San Francisco voters will not vote for the SF General bond measure unless promises made to voters regarding Laguna Honda hospital are fulfilled.


George Wooding, Midtown Terrace

April 2008

The Chambers Settlement: The Betrayal of the Laguna Honda Hospital residents and the San Francisco Voters

Laguna Honda under constructionAs reported in last month’s Observer, San Francisco and its Department of Public Health (DPH) are rushing through approval of an obscure lawsuit — the Chambers settlement agreement — that will drastically change public health policies at Laguna Honda Hospital (LHH). The Chambers settlement not only goes against the will of San Francisco voters, it also creates huge, open-ended housing and public service entitlements.

If adopted as currently written, the Chambers settlement will drain the City’s remaining General Fund, stripping City Supervisors of legislative authority over the discretionary portion of the General Fund.

The City’s Mayor, Supervisors, and DPH aren’t doing their jobs. By choosing litigation over intelligent, well-researched legislation, City government is being restricted to rebuilding only 780 beds at LHH; LHH’s mission will be changed to feature short-term, 90-day stay rehabilitative treatment, rather than long-term care.

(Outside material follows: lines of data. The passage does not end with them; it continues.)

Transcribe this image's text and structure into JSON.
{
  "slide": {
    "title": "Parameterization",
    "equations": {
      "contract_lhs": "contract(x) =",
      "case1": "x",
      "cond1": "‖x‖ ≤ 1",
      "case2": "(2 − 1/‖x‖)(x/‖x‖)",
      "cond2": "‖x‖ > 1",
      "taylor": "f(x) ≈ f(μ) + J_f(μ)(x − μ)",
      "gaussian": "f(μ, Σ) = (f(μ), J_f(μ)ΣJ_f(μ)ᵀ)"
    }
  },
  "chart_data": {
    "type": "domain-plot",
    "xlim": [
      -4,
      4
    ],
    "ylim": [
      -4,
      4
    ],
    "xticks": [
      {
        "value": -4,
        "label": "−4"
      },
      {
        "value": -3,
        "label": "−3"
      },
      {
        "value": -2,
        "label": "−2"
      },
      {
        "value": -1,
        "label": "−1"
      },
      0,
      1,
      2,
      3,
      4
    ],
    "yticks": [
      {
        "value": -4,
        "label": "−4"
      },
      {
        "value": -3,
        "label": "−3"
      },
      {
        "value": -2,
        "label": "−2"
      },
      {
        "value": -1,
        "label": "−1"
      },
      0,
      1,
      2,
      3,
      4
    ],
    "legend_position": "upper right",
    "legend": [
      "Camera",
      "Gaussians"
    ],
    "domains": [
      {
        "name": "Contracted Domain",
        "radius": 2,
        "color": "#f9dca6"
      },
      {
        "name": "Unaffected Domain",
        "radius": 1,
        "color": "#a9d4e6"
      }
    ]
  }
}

The City has no idea what acceptance of the Chambers settlement will actually cost, since no cost analysis of the entitlement programs has been performed. There’s no guarantee LHH residents will receive adequate medical care if the Chambers settlement results in placing LHH residents into alternative community placements. While community-based services are claimed to save City funds, as entitlement costs caring for and placing patients into the community soars, fewer discretionary General Funds will be available for transportation, education, parks, libraries, pothole repair, etc.

The City is currently rapidly reducing LHH’s census from 1,040 to 780 residents over the next 12 months. The City doesn’t have housing for many of them, and is discharging some to out-of-county placements. Due to budget deficits, the Mayor is already cutting services to vulnerable LHH residents being forced into untenable community placements. The Mayor is eliminating community-based public health nurses, cutting funds to single room occupancy (SRO) hotels, cutting Heath-at-Home program services, and is reducing “community program services” by 15 percent. Rapid displacement of LHH residents without community services being in place will force LHH residents into making choices between leaving their City, living in dangerous Tenderloin SRO rooms, or simply becoming homeless.

Even LHH’s largest union —Service Employees International Union — is alarmed San Francisco’s most vulnerable residents won’t obtain true choice if the Chambers agreement is adopted, violating the U.S. Supreme Court’s Olmstead decision that residents must be integrated into their home communities, not displaced out-of-county. The Chambers settlement is a class action lawsuit which applies to all current LHH residents. The lawsuit does not have an opt-out clause for LHH residents that do not want to participate.

Inthe City of St. Francis, this stinks. Before March 11, urge District Supervisors to reject or modify the Chambers settlement agreement before final adoption.